More on the election campaign against conservative justices in Japan

As promised, Colin Jones has an interesting update on the public campaign to unseat a pair of sitting Supreme Court justices in the upcoming Japanese election. Thus far, in a nutshell, a retired Supreme Court justice is calling for the election defeat of two of his former colleagues in an advertising campaign that expressly uses a U.S. Supreme Court decision to criticize the Japanese Supreme Court for being too conservative. Read on:

The legislative elections being held in Japan on August 30 are widely expected to result in the end of half a century of almost uninterrupted rule by the Liberal Democratic Party. This being the case, the constitutionally mandated “citizens’ review” of supreme court justices that will be conducted at the same time will likely be even more of a sideshow than usual. Presented with a ballot listing the names of justices most Japanese people have never heard of, and provided with information about them the providence and completeness of which is uncertain, many voters either ignore this part of the polling process or submit unmarked ballots. Helped by court decisions holding that blank ballots can be counted as votes of approval, this process has added a largely harmless (from the perspective of the judiciary) veneer of democratic involvement in the judicial selection process.

It will be a shame, however, if this part of the coming election does turn out to be a sideshow as some interesting things are happening which deserve more attention. As discussed in David Law’s earlier post on this subject, some significant efforts are going into turning the judicial selection process into something more meaningful. In a full page opinion ad in the August 24 Asahi Shinbun (one of Japan’s leading national newspapers), an organization devoted to remedying electoral malapportionment is calling upon people to vote against two sitting justices who in a 2007 supreme court decision upheld an election in which the votes of citizens in some electoral districts were worth as little as 0.2 votes in others in terms of Diet representation.

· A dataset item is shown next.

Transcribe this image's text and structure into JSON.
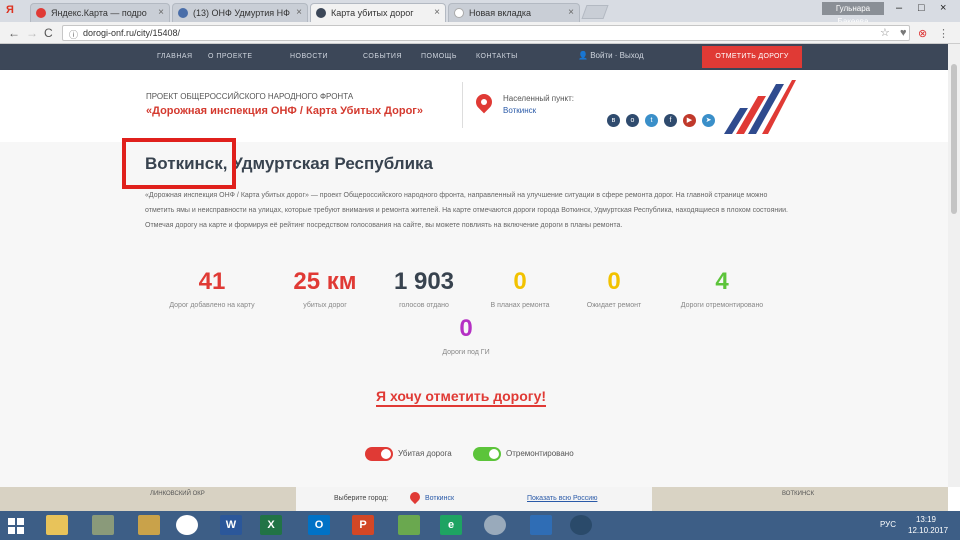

In an interview in the Asahi newspaper on August 22, former supreme court justice Tokuji Izumi criticizes the court╒s past reluctance to act aggressively on this issue, noting that the seemingly arbitrary guidelines it has developed in the past – imbalances in voter representation of up to 300% in the House of Representatives and 600% being constitutional – are without foundation. Issuing decisions which provide a guidepost to the legislature, as the court has done in other areas, will not work with this problem. As Izumi says, “the selection of Diet members is a decision of the voters. But it is difficult for the Diet to itself reconsider the system by which it is chosen, difficult to make changes to the system by which you yourself were chosen. To the extent that you cannot expect the legislature to do so, it is up to the judiciary to provide checks on this issue.”

Naming names has never been a particularly “Japanese” thing to do, particularly in the establishment. That is why this sort of ad campaign seems so significant. First, it is clearly well-funded (full page ads in a national newspaper aren’t cheap). Second, the list of people named as “founders” of the movement include Justice Izumi himself as well as a number of leading lawyers, former judges and prosecutors, well known academics and journalists, a number of corporate leaders (including the CEO of the Orix Group) – even a Fields-medal-winning mathematician. This is not the typical Japanese citizens group comprised of weekend activists holding meetings and leafleting against the establishment. It is the establishment, or a meaningful chunk of it, at least.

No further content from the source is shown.